By A. Yağmur Tunalı on Perşembe, 08 Eylül 2022
Category: Siyaset

O KILICI ARTIK KININA KOYUN!

"Onu yuhlayacak, bunu alkışlayacaksın" demek felakettir.
Ettiği ve edeceği bellidir: Ayrışma, kamplaşma ve düşmanlık getirir.

Yıllardır tek derdi kutuplaştırmak olanlarca gerildikçe gerildik.
Millet iyi ki beklenen kavgayı tam benimsemedi.
Tam benimsemese de yuh ve alkış dili epeyce taban tutmuş görünüyor.
Bizim halkımız ileri bir çatışmaya her şeye rağmen uzak.
Her türlü tahrike, yalan dolana rağmen uzak.
Bu büyük şansımızdır.

İktidar gücünün en önemli siyasi tavır alışının kampçılık olması hiçbir şekilde anlaşılır bir durum değildir.
Her durumda, her ağzını açana fetöcü, terörist demenin bizi nereye getirdiğini yaşıyoruz.
Bu dile kanmakla nereye savrulduğumuz da apaçık görülüyor.

Gücü elindebulunduranlar halka karşı mahcubiyet duyar.
İmkanları nasıl harcadığının hesabını vermek için çırpınır.
Sorulara cevap verir.
En doğru bilgiler üzerinden kendini savunur.
Saldırgan bir tavır içinde olması hiçbir şekilde savunulamaz.
İşi, ne yaptığı ve nasıl yaptığı tartışılır.
Hakaret, yalan-yanlış beyan varsa o takdirde elbette en sert tondan konuşur.
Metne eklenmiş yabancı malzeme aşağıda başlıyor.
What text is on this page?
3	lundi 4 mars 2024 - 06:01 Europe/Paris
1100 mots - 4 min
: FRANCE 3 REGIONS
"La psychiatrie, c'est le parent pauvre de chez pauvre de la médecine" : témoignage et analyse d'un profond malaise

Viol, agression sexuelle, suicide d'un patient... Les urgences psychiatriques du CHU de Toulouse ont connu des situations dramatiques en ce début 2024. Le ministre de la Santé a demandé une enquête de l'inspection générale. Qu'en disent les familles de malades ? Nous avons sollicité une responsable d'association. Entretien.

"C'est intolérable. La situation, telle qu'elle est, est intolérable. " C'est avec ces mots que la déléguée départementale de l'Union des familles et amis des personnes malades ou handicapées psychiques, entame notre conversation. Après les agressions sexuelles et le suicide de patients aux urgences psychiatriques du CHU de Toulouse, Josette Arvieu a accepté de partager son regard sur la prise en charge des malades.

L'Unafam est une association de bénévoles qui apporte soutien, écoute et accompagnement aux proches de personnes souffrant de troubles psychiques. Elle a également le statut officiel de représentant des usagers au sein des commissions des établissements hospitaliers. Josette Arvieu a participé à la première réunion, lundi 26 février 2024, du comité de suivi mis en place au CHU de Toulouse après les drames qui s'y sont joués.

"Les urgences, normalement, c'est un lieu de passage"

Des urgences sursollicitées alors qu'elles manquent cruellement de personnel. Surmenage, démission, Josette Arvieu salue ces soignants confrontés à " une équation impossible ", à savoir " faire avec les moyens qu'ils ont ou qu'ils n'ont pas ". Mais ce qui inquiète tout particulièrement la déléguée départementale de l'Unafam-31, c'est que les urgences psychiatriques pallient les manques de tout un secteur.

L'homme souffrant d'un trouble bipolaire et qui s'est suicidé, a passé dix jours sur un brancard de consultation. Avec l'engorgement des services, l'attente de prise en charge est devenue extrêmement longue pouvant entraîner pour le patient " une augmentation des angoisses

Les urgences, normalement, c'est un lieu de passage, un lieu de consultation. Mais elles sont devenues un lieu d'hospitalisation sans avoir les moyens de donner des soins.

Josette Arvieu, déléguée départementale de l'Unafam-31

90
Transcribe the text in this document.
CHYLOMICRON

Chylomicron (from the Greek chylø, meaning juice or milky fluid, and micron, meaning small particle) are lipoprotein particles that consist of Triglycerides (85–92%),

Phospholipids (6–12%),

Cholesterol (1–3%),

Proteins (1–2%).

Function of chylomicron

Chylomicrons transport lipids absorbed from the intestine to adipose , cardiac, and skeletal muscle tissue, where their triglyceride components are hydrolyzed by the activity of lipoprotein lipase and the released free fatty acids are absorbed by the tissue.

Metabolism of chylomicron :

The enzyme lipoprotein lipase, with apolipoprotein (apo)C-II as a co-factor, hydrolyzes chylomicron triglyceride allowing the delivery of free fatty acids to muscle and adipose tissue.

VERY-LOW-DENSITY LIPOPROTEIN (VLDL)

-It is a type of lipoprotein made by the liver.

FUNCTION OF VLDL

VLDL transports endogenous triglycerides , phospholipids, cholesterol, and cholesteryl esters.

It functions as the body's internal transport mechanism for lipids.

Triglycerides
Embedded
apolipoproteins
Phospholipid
Kimse kimseye hakaret edemez.
Kılıçların çekildiği zamanlar elbette olur.
O kılıcın olur olmaz yerde çekilmesinin hangi tipleri hatırlattığı bellidir.
Devlet hayatında, mafyavari davranışlar, külhani tavırlar, efelenmeler, kabadayılıklar olmaz.
Bu devirde örnek çok.
Trump öyleydi, Macron öyle, Putin öyledir diyenler var.
Yalnız bir fark var.
O ülkelerde yerleşik nizam (müesses nizam - establisment) var.
Putin bile o sert tavrı içinde devlet aklıyla hareket eden bir stratejiyle satrancını oynuyor.
Rusya'da müesses nizam işliyor.
Evet böyle bir lider başa gelse bile sistem onu sınırlar.
Bizde dağıtılan bu devlet aklını temsil eden kurumlar ve kurallardır.
Kritik nokta budur.

Gördüğümüz, yaşadığımız da budur.
Dünyanın ileri, ilerlemekte olan ülkelerinde en ufak bir yanlışlıkta halktan özür dileniyor.
Siyasiler, özellikle iktidardakiler, ileri ülkelerde özür dilemekle kalmıyor, yerinde de kalamıyor.
İktidarda-muhalefette bu ahlakı biz de istiyoruz.
Kanunlar kurallar herkese aynı şekilde işlediği vakit demokrasidir.
Demokrasi böyle bir ahlak getiriyorsa demokrasidir.
Frenklerin tabiriyle Demokles'in kılıcıyla demokrasi olmaz.

"Onu yuhlayacak, bunu alkışlayacaksın" demek felakettir.
Ettiği ve edeceği bellidir: Ayrışma, kamplaşma ve düşmanlık getirir.
Bu kör batak devrini sür'atle bitirmeliyiz.